When asked where their kids are, many families say they are drug addicts or have gone away, and they have no news of them. Some security institutions have put pressure on them to say those things or maybe have given them money. I know many families of the killed persons have not disclosed the truths about those killed in the reed beds. But I know the names of some of them. I even have the photographs of the graves of some of them. Ali Kahjeh al Buali, Ahmad Khajeh al Buali, Yusuf al Buebadi, Salam Amir Sanjaran, Ahmad Cheraghian, Abbas Manshouri Rahmani (Asakareh), Mohammad Khaledi, and Taher Alkhomais Achrash were all killed in that area. A Duska bullet shot Ahmad Cheraghi at 1:30 – 2:00 PM below Tanideh neighbourhood. I cannot name them. Children of many families are missing. No one knows anything about them. The Duska firing continued until 4:00 PM.
Reza Sayyadi, one of the security men and the person in charge of the NOPO, was also shot between 10:30 AM – 3:00 PM. When a bullet hit him, he was on top of one of the Duska-mounted vehicles. The film was broadcast: one Duska drives backwards to get away and turns when the bullet hits Sayyadi.

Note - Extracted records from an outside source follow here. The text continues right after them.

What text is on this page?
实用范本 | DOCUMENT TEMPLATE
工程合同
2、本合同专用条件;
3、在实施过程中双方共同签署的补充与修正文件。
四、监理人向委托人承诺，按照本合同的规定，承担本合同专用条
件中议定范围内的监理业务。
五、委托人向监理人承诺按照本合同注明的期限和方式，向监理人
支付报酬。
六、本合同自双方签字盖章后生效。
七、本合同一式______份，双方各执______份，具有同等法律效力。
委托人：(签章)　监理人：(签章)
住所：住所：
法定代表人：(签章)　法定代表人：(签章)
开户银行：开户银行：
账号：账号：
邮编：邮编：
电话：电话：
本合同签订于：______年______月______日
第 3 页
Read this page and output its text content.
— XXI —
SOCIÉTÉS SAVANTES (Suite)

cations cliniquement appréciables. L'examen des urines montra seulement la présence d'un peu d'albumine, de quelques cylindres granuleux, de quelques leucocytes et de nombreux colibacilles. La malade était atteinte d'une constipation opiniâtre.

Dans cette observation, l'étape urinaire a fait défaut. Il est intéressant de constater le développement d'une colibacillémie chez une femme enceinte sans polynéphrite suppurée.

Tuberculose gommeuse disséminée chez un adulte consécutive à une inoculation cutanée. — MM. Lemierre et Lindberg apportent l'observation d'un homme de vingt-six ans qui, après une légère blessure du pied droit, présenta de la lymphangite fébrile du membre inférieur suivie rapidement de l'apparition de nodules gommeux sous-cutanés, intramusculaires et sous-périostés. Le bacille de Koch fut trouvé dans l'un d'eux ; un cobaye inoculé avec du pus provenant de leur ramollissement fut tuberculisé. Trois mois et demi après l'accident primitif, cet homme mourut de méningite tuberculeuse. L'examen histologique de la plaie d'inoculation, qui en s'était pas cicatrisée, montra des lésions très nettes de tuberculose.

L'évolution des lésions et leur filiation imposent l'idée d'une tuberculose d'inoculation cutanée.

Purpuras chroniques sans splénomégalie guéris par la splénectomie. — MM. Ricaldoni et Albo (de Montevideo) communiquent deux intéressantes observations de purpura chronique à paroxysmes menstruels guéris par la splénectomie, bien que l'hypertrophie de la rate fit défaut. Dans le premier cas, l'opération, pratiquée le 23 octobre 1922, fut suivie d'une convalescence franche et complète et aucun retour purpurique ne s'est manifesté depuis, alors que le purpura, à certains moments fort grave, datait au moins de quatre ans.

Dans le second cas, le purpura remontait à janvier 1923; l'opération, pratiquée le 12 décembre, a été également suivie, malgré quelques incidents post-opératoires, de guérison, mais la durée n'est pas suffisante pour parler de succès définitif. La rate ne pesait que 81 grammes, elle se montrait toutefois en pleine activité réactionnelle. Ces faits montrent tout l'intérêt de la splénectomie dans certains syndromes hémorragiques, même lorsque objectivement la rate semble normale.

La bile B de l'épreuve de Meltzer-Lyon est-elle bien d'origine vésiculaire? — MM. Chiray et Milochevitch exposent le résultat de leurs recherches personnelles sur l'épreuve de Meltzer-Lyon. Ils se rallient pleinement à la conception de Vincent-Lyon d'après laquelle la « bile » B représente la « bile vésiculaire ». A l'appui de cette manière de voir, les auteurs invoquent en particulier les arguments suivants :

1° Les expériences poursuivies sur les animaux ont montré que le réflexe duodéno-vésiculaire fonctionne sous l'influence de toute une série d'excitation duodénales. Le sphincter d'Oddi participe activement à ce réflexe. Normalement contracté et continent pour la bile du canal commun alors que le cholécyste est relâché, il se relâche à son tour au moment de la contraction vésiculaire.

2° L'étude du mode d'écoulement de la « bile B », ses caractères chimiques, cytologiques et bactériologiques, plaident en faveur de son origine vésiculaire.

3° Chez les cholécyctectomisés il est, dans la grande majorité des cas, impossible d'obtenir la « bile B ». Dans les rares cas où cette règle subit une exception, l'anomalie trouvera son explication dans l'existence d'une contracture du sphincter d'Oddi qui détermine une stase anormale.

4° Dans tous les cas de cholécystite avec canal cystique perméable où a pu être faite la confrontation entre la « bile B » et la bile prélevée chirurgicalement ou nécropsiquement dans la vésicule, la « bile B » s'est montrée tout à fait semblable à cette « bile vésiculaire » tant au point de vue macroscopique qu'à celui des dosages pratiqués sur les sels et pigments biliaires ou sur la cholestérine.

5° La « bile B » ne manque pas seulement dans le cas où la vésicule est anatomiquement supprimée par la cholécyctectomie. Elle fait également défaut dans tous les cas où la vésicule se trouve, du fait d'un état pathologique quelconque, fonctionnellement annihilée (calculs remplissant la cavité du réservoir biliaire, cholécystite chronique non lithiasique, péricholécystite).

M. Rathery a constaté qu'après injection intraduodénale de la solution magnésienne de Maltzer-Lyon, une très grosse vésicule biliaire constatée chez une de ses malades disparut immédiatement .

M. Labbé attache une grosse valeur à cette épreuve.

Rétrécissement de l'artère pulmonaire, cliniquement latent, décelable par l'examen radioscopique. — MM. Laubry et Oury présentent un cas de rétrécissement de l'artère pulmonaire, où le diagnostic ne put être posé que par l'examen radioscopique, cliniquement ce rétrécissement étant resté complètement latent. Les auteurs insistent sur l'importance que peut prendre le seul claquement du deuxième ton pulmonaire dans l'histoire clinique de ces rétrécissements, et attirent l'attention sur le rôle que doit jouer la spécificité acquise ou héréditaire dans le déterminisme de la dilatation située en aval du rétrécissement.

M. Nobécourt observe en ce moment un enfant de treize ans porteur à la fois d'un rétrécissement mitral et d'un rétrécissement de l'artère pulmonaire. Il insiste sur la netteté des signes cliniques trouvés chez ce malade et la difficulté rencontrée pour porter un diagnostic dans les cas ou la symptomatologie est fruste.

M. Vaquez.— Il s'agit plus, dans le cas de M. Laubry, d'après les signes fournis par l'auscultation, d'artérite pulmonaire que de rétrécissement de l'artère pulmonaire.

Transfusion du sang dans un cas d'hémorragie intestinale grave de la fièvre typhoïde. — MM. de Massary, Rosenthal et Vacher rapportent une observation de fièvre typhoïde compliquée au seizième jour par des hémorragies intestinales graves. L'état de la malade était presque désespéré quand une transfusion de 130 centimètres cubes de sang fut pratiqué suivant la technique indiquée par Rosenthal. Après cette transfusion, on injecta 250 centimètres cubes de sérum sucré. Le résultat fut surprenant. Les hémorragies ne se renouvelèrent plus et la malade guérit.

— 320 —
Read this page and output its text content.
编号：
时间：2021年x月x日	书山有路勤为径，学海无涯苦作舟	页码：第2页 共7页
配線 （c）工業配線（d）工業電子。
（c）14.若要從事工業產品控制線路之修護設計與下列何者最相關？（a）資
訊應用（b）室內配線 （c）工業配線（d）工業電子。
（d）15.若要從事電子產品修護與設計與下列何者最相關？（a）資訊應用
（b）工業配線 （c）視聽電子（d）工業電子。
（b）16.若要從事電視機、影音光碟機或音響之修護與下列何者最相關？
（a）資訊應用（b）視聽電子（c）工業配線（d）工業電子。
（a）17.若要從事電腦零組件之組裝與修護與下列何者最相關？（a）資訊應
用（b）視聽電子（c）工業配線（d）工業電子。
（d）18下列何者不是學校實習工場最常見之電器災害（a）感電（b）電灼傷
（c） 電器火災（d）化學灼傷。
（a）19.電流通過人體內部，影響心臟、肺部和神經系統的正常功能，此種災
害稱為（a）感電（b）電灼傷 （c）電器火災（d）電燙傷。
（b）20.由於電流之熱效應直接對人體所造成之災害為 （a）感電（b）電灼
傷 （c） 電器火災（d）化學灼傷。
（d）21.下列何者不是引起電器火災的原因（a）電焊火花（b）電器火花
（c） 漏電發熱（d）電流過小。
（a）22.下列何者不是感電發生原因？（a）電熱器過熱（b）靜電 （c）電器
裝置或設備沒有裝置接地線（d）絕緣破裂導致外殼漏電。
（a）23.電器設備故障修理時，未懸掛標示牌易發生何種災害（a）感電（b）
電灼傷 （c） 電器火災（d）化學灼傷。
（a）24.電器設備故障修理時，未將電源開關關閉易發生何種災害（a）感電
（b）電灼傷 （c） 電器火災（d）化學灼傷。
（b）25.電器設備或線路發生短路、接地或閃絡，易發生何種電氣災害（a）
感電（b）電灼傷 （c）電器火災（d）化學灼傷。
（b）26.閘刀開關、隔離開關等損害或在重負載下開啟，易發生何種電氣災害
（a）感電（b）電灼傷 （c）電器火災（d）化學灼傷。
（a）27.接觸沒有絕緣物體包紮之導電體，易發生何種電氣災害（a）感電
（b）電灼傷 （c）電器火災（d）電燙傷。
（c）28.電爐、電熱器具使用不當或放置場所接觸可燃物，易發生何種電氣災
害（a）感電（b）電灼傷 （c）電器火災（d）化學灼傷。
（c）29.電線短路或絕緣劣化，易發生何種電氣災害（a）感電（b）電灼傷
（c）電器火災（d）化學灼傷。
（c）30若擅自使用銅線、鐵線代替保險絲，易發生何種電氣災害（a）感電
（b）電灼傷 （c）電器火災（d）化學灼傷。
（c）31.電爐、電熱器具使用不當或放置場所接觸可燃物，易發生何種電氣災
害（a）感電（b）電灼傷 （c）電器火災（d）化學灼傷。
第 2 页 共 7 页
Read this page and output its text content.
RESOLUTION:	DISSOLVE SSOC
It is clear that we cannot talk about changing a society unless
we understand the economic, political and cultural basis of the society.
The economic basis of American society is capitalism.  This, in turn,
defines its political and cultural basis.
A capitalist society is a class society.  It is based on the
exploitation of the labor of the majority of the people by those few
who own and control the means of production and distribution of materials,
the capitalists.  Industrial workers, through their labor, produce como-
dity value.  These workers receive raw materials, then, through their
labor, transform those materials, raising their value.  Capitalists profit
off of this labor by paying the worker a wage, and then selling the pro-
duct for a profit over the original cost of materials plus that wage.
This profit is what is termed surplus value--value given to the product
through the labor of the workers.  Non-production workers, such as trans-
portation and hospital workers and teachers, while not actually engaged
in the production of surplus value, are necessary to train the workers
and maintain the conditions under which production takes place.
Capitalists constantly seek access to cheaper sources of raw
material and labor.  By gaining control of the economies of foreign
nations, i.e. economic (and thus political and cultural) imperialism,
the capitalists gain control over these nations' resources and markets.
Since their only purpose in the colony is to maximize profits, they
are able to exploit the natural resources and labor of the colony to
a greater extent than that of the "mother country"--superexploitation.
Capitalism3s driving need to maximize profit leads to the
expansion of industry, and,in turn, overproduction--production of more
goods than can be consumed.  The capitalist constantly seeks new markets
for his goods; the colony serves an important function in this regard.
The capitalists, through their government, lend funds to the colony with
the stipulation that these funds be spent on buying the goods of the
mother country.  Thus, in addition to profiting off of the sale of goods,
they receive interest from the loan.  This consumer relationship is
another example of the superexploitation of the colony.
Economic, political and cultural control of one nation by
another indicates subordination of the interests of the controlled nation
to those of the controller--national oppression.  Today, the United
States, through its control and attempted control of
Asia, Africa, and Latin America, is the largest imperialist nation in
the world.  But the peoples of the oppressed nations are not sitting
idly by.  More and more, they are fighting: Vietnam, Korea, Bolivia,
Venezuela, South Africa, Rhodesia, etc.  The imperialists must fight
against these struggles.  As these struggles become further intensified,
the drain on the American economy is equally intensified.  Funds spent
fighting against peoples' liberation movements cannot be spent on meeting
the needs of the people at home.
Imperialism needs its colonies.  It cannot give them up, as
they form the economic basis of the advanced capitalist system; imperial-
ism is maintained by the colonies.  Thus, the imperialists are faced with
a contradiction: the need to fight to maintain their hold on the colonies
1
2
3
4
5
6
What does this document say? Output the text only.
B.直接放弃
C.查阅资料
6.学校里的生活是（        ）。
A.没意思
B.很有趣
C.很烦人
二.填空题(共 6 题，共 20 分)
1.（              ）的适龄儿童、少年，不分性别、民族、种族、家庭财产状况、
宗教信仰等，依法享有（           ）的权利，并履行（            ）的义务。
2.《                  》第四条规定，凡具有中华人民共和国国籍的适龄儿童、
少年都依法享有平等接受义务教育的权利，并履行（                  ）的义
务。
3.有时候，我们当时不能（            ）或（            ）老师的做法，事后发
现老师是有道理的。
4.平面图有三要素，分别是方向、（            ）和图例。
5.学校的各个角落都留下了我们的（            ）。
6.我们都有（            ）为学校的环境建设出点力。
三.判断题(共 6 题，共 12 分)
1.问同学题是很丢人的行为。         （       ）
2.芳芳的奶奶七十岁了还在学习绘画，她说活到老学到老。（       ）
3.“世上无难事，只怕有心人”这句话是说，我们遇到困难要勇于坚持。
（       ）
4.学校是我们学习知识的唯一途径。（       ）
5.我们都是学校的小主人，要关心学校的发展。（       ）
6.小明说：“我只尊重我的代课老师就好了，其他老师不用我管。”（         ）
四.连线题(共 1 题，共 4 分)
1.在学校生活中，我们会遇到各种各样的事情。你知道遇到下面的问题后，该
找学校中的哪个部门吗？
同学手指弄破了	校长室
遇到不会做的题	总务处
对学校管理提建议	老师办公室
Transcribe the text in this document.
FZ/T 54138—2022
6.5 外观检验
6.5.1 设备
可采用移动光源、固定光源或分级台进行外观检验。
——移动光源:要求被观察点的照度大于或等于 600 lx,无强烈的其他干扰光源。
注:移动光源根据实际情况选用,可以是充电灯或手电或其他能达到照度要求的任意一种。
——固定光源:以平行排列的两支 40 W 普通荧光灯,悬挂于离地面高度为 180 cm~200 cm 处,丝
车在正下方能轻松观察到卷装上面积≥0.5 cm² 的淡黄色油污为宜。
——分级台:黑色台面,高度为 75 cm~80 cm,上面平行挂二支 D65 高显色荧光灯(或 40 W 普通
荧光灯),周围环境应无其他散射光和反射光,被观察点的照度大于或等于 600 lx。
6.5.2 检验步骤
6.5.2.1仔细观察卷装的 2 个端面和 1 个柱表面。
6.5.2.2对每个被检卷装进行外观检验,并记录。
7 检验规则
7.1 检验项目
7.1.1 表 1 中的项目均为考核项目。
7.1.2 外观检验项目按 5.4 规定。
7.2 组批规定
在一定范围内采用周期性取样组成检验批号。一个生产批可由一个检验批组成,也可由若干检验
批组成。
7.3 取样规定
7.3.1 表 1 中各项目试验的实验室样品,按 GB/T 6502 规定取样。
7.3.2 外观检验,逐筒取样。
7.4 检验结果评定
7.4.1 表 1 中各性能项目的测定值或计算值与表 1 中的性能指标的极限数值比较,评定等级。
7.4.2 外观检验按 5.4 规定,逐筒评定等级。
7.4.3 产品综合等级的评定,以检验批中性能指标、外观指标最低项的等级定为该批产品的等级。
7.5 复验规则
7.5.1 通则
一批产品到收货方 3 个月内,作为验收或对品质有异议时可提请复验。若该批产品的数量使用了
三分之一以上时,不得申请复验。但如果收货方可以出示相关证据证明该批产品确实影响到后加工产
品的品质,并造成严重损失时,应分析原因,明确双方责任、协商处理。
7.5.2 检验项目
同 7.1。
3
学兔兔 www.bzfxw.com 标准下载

That is, the security men’s own bullet had struck him. However, they later blamed two persons named Abbas Shalishat Darris and Hossein Shalishat Darris. They forced them to confess that they had killed Sayyadi. However, when the expert came on the scene, he said the murderer had fired from his own (organisational) weapon. I learned this from the contacts I have. Several persons there said, “They brought Abbas and Hossein to the scene where the officer (Sayyadi) was shot. They said that the bullet that struck Sayyadi struck him from behind. Behind him were their security agents, but they blamed those two persons, asserting that they were terrorists and had weapons. The confession was extracted by force. Their death sentence has been issued.” Abbas has two children, I believe; he is about 45 years old. Hossein is about 25 years old.